CIRES is grounded in an expanded solvency concept and a more realistic understanding of systemic risk and economic backing than GDP-only or narrow-portfolio logic admits.
- 01Expanded solvency
Solvency is multi-capital, or it is fictitious.
Financial solvency that depends on the silent deterioration of ecological, social, human, and institutional capital is structurally fictitious — it survives only by hiding the deterioration on which it depends. CIRES treats ecological integrity, human productive capacity, social resilience, and institutional capacity as load-bearing components of solvency itself. - 02Complexity-aware reserve theory
Reserve quality is a system property.
A reserve asset is not safe in isolation; it is safe under the joint dynamics of the systems it references. CIRES asks reserve adequacy questions in those terms: under what physical and institutional conditions does this asset preserve value, and what does its backing do to those conditions in turn? - 03Five correlated repricings
One operating system, five symptoms.
Fossil, water and ecological, human-capital, democratic-stability, and epistemic repricings share a common cause.

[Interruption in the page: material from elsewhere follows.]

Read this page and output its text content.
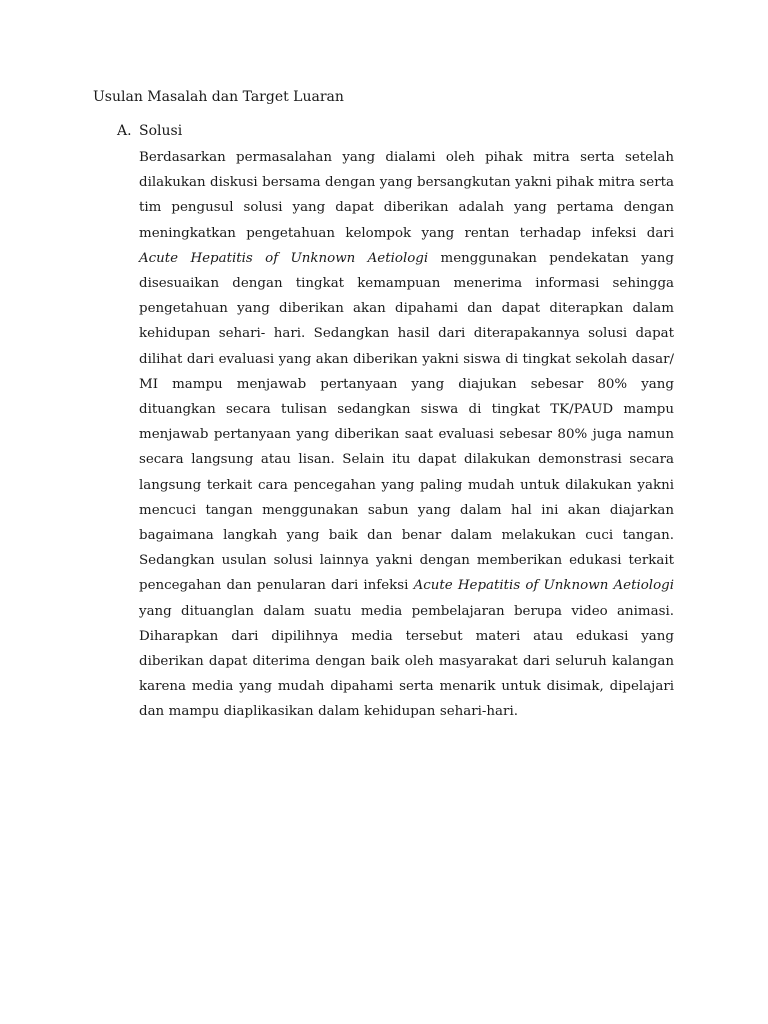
Usulan Masalah dan Target Luaran
A. Solusi

Berdasarkan permasalahan yang dialami oleh pihak mitra serta setelah dilakukan diskusi bersama dengan yang bersangkutan yakni pihak mitra serta tim pengusul solusi yang dapat diberikan adalah yang pertama dengan meningkatkan pengetahuan kelompok yang rentan terhadap infeksi dari Acute Hepatitis of Unknown Aetiologi menggunakan pendekatan yang disesuaikan dengan tingkat kemampuan menerima informasi sehingga pengetahuan yang diberikan akan dipahami dan dapat diterapkan dalam kehidupan sehari- hari. Sedangkan hasil dari diterapakannya solusi dapat dilihat dari evaluasi yang akan diberikan yakni siswa di tingkat sekolah dasar/ MI mampu menjawab pertanyaan yang diajukan sebesar 80% yang dituangkan secara tulisan sedangkan siswa di tingkat TK/PAUD mampu menjawab pertanyaan yang diberikan saat evaluasi sebesar 80% juga namun secara langsung atau lisan. Selain itu dapat dilakukan demonstrasi secara langsung terkait cara pencegahan yang paling mudah untuk dilakukan yakni mencuci tangan menggunakan sabun yang dalam hal ini akan diajarkan bagaimana langkah yang baik dan benar dalam melakukan cuci tangan. Sedangkan usulan solusi lainnya yakni dengan memberikan edukasi terkait pencegahan dan penularan dari infeksi Acute Hepatitis of Unknown Aetiologi yang dituanglan dalam suatu media pembelajaran berupa video animasi. Diharapkan dari dipilihnya media tersebut materi atau edukasi yang diberikan dapat diterima dengan baik oleh masyarakat dari seluruh kalangan karena media yang mudah dipahami serta menarik untuk disimak, dipelajari dan mampu diaplikasikan dalam kehidupan sehari-hari.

Treating them as independent portfolio adjustments mis-specifies the underlying risk surface. A cross-domain instrument is the only honest response. - 04Difference from existing frameworks
Not green bonds. Not impact. Not ESG.
Green bonds, impact funds, and ESG screens all sit downstream of the existing safe-asset stack. CIRES re-engineers the safe-asset stack itself, with verification at the layer of physical performance rather than corporate self-report or third-party rating.